Я коснулась маленькой руки, покрытой пигментными пятнами, и погладила ее. Нюся заплакала – тяжело, молча, как плачут старые люди, у которых не осталось ни одной, даже самой захудалой иллюзии. Я молчала. Что тут скажешь?
– Я подошла к хозяину, – продолжила она через некоторое время, вытирая слезы все тем же фартуком, – А он лежит колодой. Я наливаю капли, а сама вижу: он рот открывает – хочет сказать, да видно, язык не слушает. И смотрит в бок, словно показывает. Ну я и посмотрела, куда он показывал.
– И что? Куда он смотрел? – заинтересовалась я.
– На бюро. Аккурат на твою собаку.
– На ту фарфоровую фигурку, которую я ему подарила?
– На нее, – закивала Нюся.
Я задумалась. Мы с дядей часто ссорились, особенно в последнее время. Он стал невыносим: постоянно придирался, упрекал, угрожал, закатывал истерики с тривиальным битьем посуды и метанием бронзовой пепельницы в головы домочадцев. Слава богу, до снайпера дяде было так же далеко, как до примы кордебалета.
Когда тяжеленная пепельница свистела мимо моего уха, я всерьез подумала о том, чтобы окончательно и бесповоротно послать дорогого дядюшку по адресу, широко известному в народных массах. А мои помыслы, надо учесть, обычно не расходятся со словами. Что и было доказано в следующую секунду... Началась такая кутерьма, что... лучше бы она не начиналась.
Нет, скорее всего дядин взгляд случайно упал на ту статуэтку.
– А что тетя, Макс?
– Они ничего не заметили. Разве такие заметят? С них и взятки гладки, – беззлобно заключила старушка.
– А что было потом, Нюся?
– Я побежала вызывать скорую – они-то не догадались, а в кабинете, сама знаешь, телефона нет. И пока я звонила, хозяин умер. Лизавета сказала, сразу, как я ушла.
Мы помолчали.
– Мне, пожалуй, пора. Пойду, – сказала я после того, как Бэн прокашлял семь часов, и встала из-за стола.
– Да что же ты, опять не поела, – огорчилась Нюся.
– Твоими медовыми гренками, Нюсечка, выстлана самая прямая дорога в ад. Думаю, мне туда рано.
Успею еще. А шкварочки подай к обеду. Смотри, я на них буду рассчитывать, – и, послав ей воздушный поцелуй, я вышла из кухни, но попятилась задом и бросила через плечо:
– А как Сем Семыч?
– Есть не хочет.
– Не может быть. Он, часом, не заболел? – забеспокоилась я.
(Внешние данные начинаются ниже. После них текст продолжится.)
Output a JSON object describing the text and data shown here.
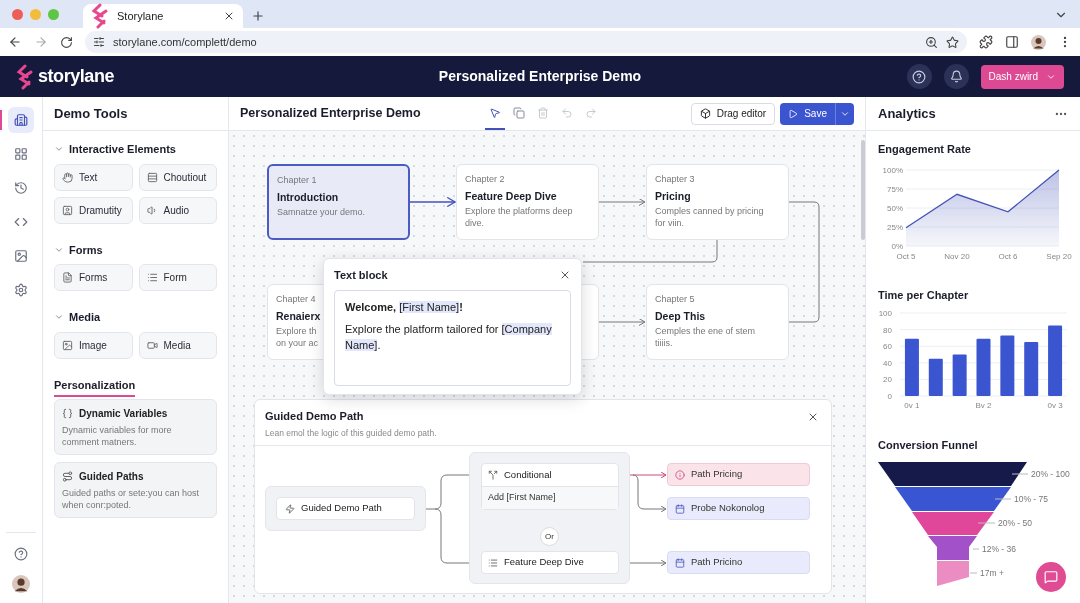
{
  "browser": {
    "tab_title": "Storylane",
    "url": "storylane.com/complett/demo"
  },
  "header": {
    "logo": "storylane",
    "title": "Personalized Enterprise Demo",
    "account_button": "Dash zwird"
  },
  "rail_items": [
    {
      "selected": true
    },
    {
      "selected": false
    },
    {
      "selected": false
    },
    {
      "selected": false
    },
    {
      "selected": false
    },
    {
      "selected": false
    }
  ],
  "tools_panel": {
    "title": "Demo Tools",
    "sections": [
      {
        "title": "Interactive Elements",
        "expanded": true,
        "items": [
          "Text",
          "Choutiout",
          "Dramutity",
          "Audio"
        ]
      },
      {
        "title": "Forms",
        "expanded": true,
        "items": [
          "Forms",
          "Form"
        ]
      },
      {
        "title": "Media",
        "expanded": true,
        "items": [
          "Image",
          "Media"
        ]
      }
    ],
    "personalization": {
      "title": "Personalization",
      "cards": [
        {
          "title": "Dynamic Variables",
          "description": "Dynamic variables for more comment matners."
        },
        {
          "title": "Guided Paths",
          "description": "Guided paths or sete:you can host when conr:poted."
        }
      ]
    }
  },
  "editor": {
    "title": "Personalized Enterprise Demo",
    "tools": [
      {
        "selected": true,
        "disabled": false
      },
      {
        "selected": false,
        "disabled": false
      },
      {
        "selected": false,
        "disabled": true
      },
      {
        "selected": false,
        "disabled": true
      },
      {
        "selected": false,
        "disabled": true
      }
    ],
    "drag_editor": "Drag editor",
    "save": "Save"
  },
  "chapters": [
    {
      "label": "Chapter 1",
      "title": "Introduction",
      "description": [
        "Samnatze your demo."
      ],
      "selected": true
    },
    {
      "label": "Chapter 2",
      "title": "Feature Deep Dive",
      "description": [
        "Explore the platforms deep",
        "dive."
      ],
      "selected": false
    },
    {
      "label": "Chapter 3",
      "title": "Pricing",
      "description": [
        "Comples canned by pricing",
        "for viin."
      ],
      "selected": false
    },
    {
      "label": "Chapter 4",
      "title": "Renaierx",
      "description": [
        "Explore th",
        "on your ac"
      ],
      "selected": false
    },
    {
      "label": "Chapter 5",
      "title": "Deep This",
      "description": [
        "Cemples the ene of stem",
        "tiiiis."
      ],
      "selected": false
    }
  ],
  "text_block": {
    "title": "Text block",
    "paragraphs": [
      [
        {
          "text": "Welcome, ",
          "kind": "bold"
        },
        {
          "text": "[First Name]",
          "kind": "variable"
        },
        {
          "text": "!",
          "kind": "bold"
        }
      ],
      [
        {
          "text": "Explore the platform tailored for ",
          "kind": "plain"
        },
        {
          "text": "[Company Name]",
          "kind": "variable"
        },
        {
          "text": ".",
          "kind": "plain"
        }
      ]
    ]
  },
  "guided_path": {
    "title": "Guided Demo Path",
    "subtitle": "Lean emol the logic of this guided demo path.",
    "start": "Guided Demo Path",
    "condition": {
      "title": "Conditional",
      "detail": "Add [First Name]"
    },
    "or": "Or",
    "fallback": "Feature Deep Dive",
    "targets": [
      {
        "label": "Path Pricing",
        "kind": "alert",
        "color": "#fbe3ea"
      },
      {
        "label": "Probe Nokonolog",
        "kind": "page",
        "color": "#e9eafb"
      },
      {
        "label": "Path Pricino",
        "kind": "page",
        "color": "#e9eafb"
      }
    ]
  },
  "analytics": {
    "title": "Analytics",
    "engagement": {
      "title": "Engagement Rate",
      "chart_data": {
        "type": "area",
        "categories": [
          "Oct 5",
          "Nov 20",
          "Oct 6",
          "Sep 20"
        ],
        "series": [
          {
            "color": "#4352b8",
            "values": [
              24,
              68,
              45,
              100
            ]
          }
        ],
        "ylim": [
          0,
          100
        ],
        "grid": true,
        "yticks": [
          {
            "value": 0,
            "label": "0%"
          },
          {
            "value": 25,
            "label": "25%"
          },
          {
            "value": 50,
            "label": "50%"
          },
          {
            "value": 75,
            "label": "75%"
          },
          {
            "value": 100,
            "label": "100%"
          }
        ]
      }
    },
    "time": {
      "title": "Time per Chapter",
      "chart_data": {
        "type": "bar",
        "categories": [
          "0v 1",
          null,
          null,
          "Bv 2",
          null,
          null,
          "0v 3"
        ],
        "series": [
          {
            "color": "#3b55d0",
            "values": [
              69,
              45,
              50,
              69,
              73,
              65,
              85
            ]
          }
        ],
        "ylim": [
          0,
          100
        ],
        "grid": true,
        "yticks": [
          0,
          20,
          40,
          60,
          80,
          100
        ]
      }
    },
    "funnel": {
      "title": "Conversion Funnel",
      "stages": [
        {
          "label": "20% - 100",
          "color": "#151a4a"
        },
        {
          "label": "10% - 75",
          "color": "#3a55d2"
        },
        {
          "label": "20% - 50",
          "color": "#e0469a"
        },
        {
          "label": "12% - 36",
          "color": "#a351c8"
        },
        {
          "label": "17m +",
          "color": "#eb8cc2"
        }
      ]
    }
  }
}
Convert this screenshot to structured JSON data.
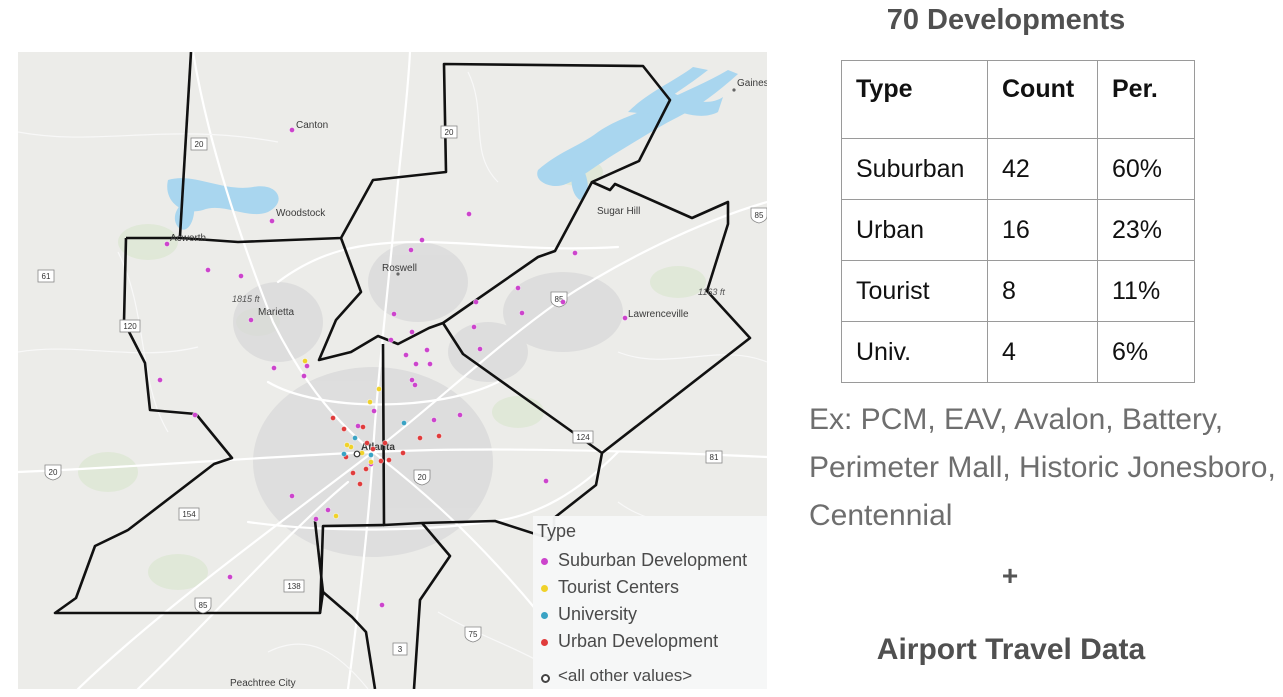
{
  "map": {
    "places": {
      "canton": "Canton",
      "woodstock": "Woodstock",
      "acworth": "Acworth",
      "marietta": "Marietta",
      "roswell": "Roswell",
      "sugar_hill": "Sugar Hill",
      "lawrenceville": "Lawrenceville",
      "atlanta": "Atlanta",
      "peachtree_city": "Peachtree City",
      "gaines": "Gaines"
    },
    "elevations": {
      "elev1": "1815 ft",
      "elev2": "1163 ft"
    },
    "shields": {
      "h20a": "20",
      "h20b": "20",
      "h61": "61",
      "h120": "120",
      "h20c": "20",
      "h154": "154",
      "h138": "138",
      "h85a": "85",
      "h85b": "85",
      "h85c": "85",
      "h124": "124",
      "h81": "81",
      "h75": "75",
      "h3": "3",
      "h20d": "20"
    }
  },
  "legend": {
    "title": "Type",
    "items": [
      {
        "label": "Suburban Development",
        "color": "#cc44cc"
      },
      {
        "label": "Tourist Centers",
        "color": "#f0d22a"
      },
      {
        "label": "University",
        "color": "#3aa3c4"
      },
      {
        "label": "Urban Development",
        "color": "#e03c3c"
      },
      {
        "label": "<all other values>",
        "color": "#444444"
      }
    ]
  },
  "summary": {
    "title": "70 Developments",
    "table": {
      "headers": [
        "Type",
        "Count",
        "Per."
      ],
      "rows": [
        [
          "Suburban",
          "42",
          "60%"
        ],
        [
          "Urban",
          "16",
          "23%"
        ],
        [
          "Tourist",
          "8",
          "11%"
        ],
        [
          "Univ.",
          "4",
          "6%"
        ]
      ]
    },
    "examples": "Ex: PCM, EAV, Avalon, Battery, Perimeter Mall, Historic Jonesboro, Centennial",
    "plus": "+",
    "airport": "Airport Travel Data"
  },
  "colors": {
    "suburban": "#cc44cc",
    "tourist": "#f0d22a",
    "university": "#3aa3c4",
    "urban": "#e03c3c",
    "water": "#a9d6ef",
    "boundary": "#111111"
  }
}
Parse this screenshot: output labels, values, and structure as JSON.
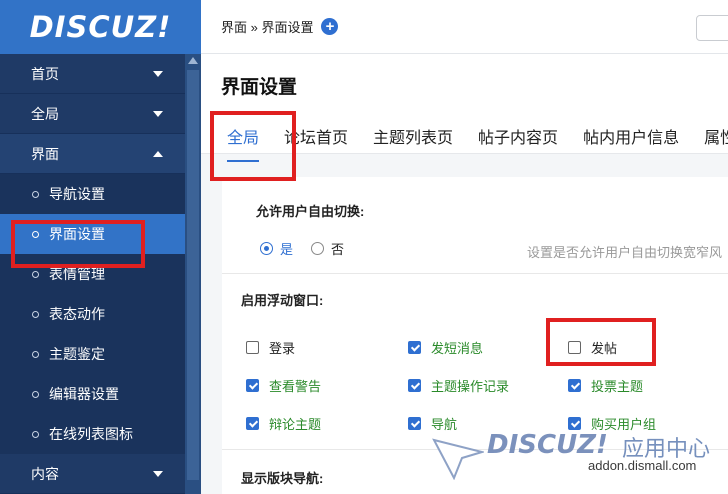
{
  "logo": "DISCUZ!",
  "sidebar": {
    "groups": [
      {
        "label": "首页"
      },
      {
        "label": "全局"
      },
      {
        "label": "界面"
      },
      {
        "label": "内容"
      }
    ],
    "items": [
      {
        "label": "导航设置"
      },
      {
        "label": "界面设置"
      },
      {
        "label": "表情管理"
      },
      {
        "label": "表态动作"
      },
      {
        "label": "主题鉴定"
      },
      {
        "label": "编辑器设置"
      },
      {
        "label": "在线列表图标"
      }
    ]
  },
  "breadcrumb": "界面 » 界面设置",
  "page_title": "界面设置",
  "tabs": [
    {
      "label": "全局"
    },
    {
      "label": "论坛首页"
    },
    {
      "label": "主题列表页"
    },
    {
      "label": "帖子内容页"
    },
    {
      "label": "帖内用户信息"
    },
    {
      "label": "属性"
    }
  ],
  "sections": {
    "switch_title": "允许用户自由切换:",
    "radio_yes": "是",
    "radio_no": "否",
    "switch_hint": "设置是否允许用户自由切换宽窄风",
    "float_title": "启用浮动窗口:",
    "nav_title": "显示版块导航:"
  },
  "checkboxes": [
    {
      "label": "登录",
      "checked": false
    },
    {
      "label": "发短消息",
      "checked": true
    },
    {
      "label": "发帖",
      "checked": false
    },
    {
      "label": "查看警告",
      "checked": true
    },
    {
      "label": "主题操作记录",
      "checked": true
    },
    {
      "label": "投票主题",
      "checked": true
    },
    {
      "label": "辩论主题",
      "checked": true
    },
    {
      "label": "导航",
      "checked": true
    },
    {
      "label": "购买用户组",
      "checked": true
    }
  ],
  "watermark": {
    "logo": "DISCUZ!",
    "cn": "应用中心",
    "url": "addon.dismall.com"
  },
  "colors": {
    "sidebar_bg": "#1f3a66",
    "accent": "#2f6fd1",
    "highlight": "#e02020",
    "checked_label": "#2a8a2a"
  }
}
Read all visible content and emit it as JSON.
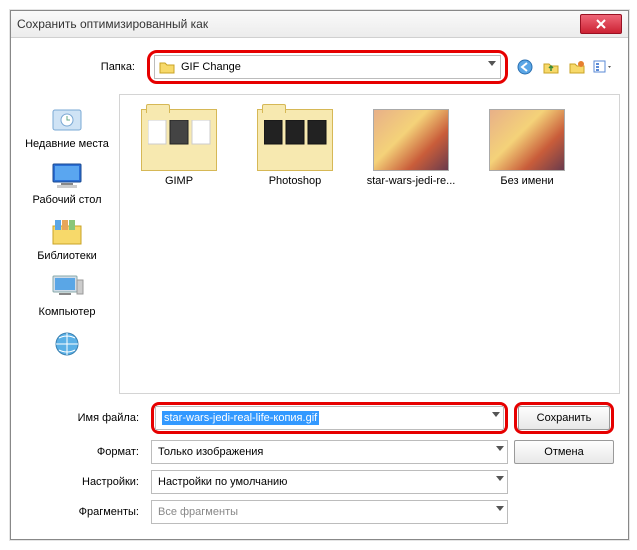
{
  "window": {
    "title": "Сохранить оптимизированный как"
  },
  "folder": {
    "label": "Папка:",
    "current": "GIF Change"
  },
  "places": [
    "Недавние места",
    "Рабочий стол",
    "Библиотеки",
    "Компьютер"
  ],
  "files": [
    {
      "name": "GIMP",
      "type": "folder"
    },
    {
      "name": "Photoshop",
      "type": "folder"
    },
    {
      "name": "star-wars-jedi-re...",
      "type": "image"
    },
    {
      "name": "Без имени",
      "type": "image"
    }
  ],
  "form": {
    "filename_label": "Имя файла:",
    "filename_value": "star-wars-jedi-real-life-копия.gif",
    "format_label": "Формат:",
    "format_value": "Только изображения",
    "settings_label": "Настройки:",
    "settings_value": "Настройки по умолчанию",
    "fragments_label": "Фрагменты:",
    "fragments_value": "Все фрагменты",
    "save_label": "Сохранить",
    "cancel_label": "Отмена"
  }
}
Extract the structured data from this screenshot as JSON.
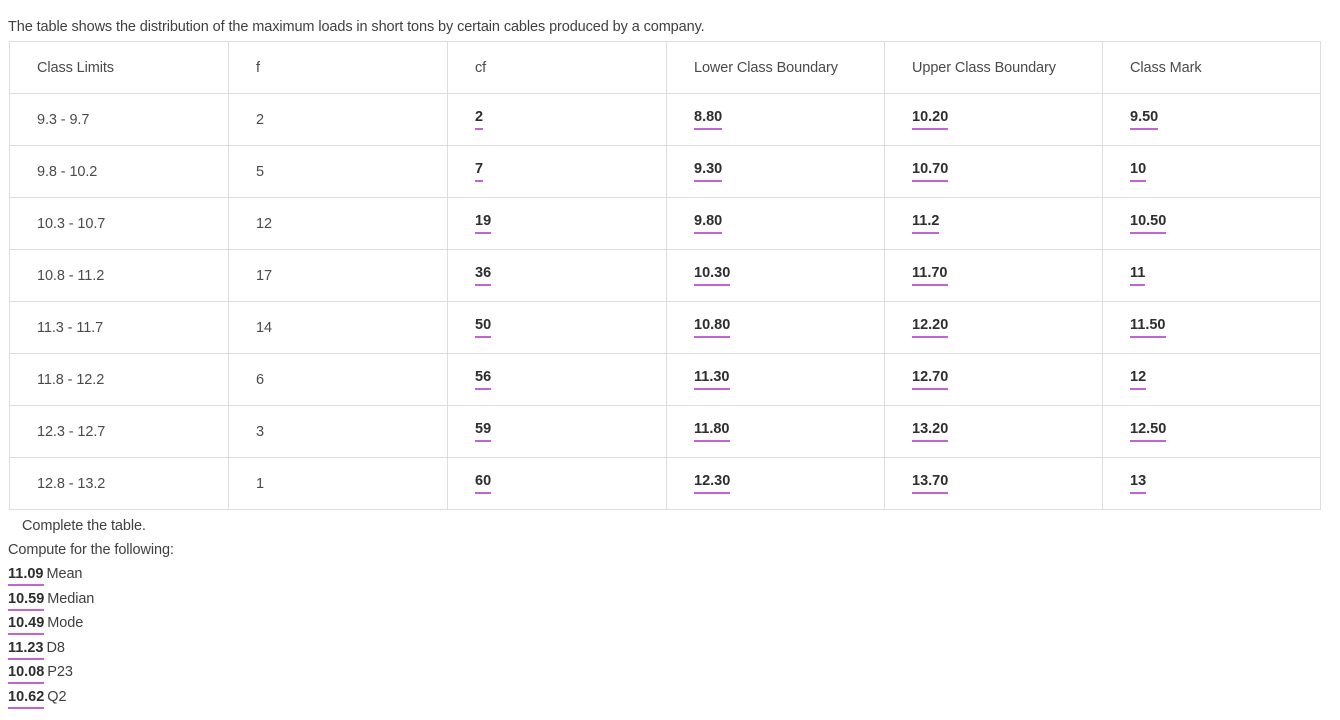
{
  "intro": "The table shows the distribution of the maximum loads in short tons by certain cables produced by a company.",
  "accent_color": "#c164d4",
  "table": {
    "headers": [
      "Class Limits",
      "f",
      "cf",
      "Lower Class Boundary",
      "Upper Class Boundary",
      "Class Mark"
    ],
    "rows": [
      {
        "class_limits": "9.3 - 9.7",
        "f": "2",
        "cf": "2",
        "lcb": "8.80",
        "ucb": "10.20",
        "cm": "9.50"
      },
      {
        "class_limits": "9.8 - 10.2",
        "f": "5",
        "cf": "7",
        "lcb": "9.30",
        "ucb": "10.70",
        "cm": "10"
      },
      {
        "class_limits": "10.3 - 10.7",
        "f": "12",
        "cf": "19",
        "lcb": "9.80",
        "ucb": "11.2",
        "cm": "10.50"
      },
      {
        "class_limits": "10.8 - 11.2",
        "f": "17",
        "cf": "36",
        "lcb": "10.30",
        "ucb": "11.70",
        "cm": "11"
      },
      {
        "class_limits": "11.3 - 11.7",
        "f": "14",
        "cf": "50",
        "lcb": "10.80",
        "ucb": "12.20",
        "cm": "11.50"
      },
      {
        "class_limits": "11.8 - 12.2",
        "f": "6",
        "cf": "56",
        "lcb": "11.30",
        "ucb": "12.70",
        "cm": "12"
      },
      {
        "class_limits": "12.3 - 12.7",
        "f": "3",
        "cf": "59",
        "lcb": "11.80",
        "ucb": "13.20",
        "cm": "12.50"
      },
      {
        "class_limits": "12.8 - 13.2",
        "f": "1",
        "cf": "60",
        "lcb": "12.30",
        "ucb": "13.70",
        "cm": "13"
      }
    ]
  },
  "instructions": {
    "complete": "Complete the table.",
    "compute": "Compute for the following:"
  },
  "stats": [
    {
      "value": "11.09",
      "label": "Mean"
    },
    {
      "value": "10.59",
      "label": "Median"
    },
    {
      "value": "10.49",
      "label": "Mode"
    },
    {
      "value": "11.23",
      "label": "D8"
    },
    {
      "value": "10.08",
      "label": "P23"
    },
    {
      "value": "10.62",
      "label": "Q2"
    }
  ]
}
– Да не заболел твой бусурман, – засмеялась домоправительница, Просто не до еды ему нынче.
– Что так?
– Он занят важным делом.
– Каким таким делом?
– А соседских курей гоняет – вот каким.
– Серьезное занятие, – одобрила я, – Ну, до встречи.
***
Большое городское кладбище расположилось на вершине холма, поближе к небу. Для того, чтобы туда попасть, надо либо отдать бренные концы (и тогда беспокоиться не о чем – мимо не провезут), либо на своих двоих выйти на окраину Озерска со стороны улицы Строителей коммунизма, которую в перестроечной спешке забыли переименовать, потом пройти по тропинке, пересекающей изумрудный луг, и подняться по довольно крутому склону холма.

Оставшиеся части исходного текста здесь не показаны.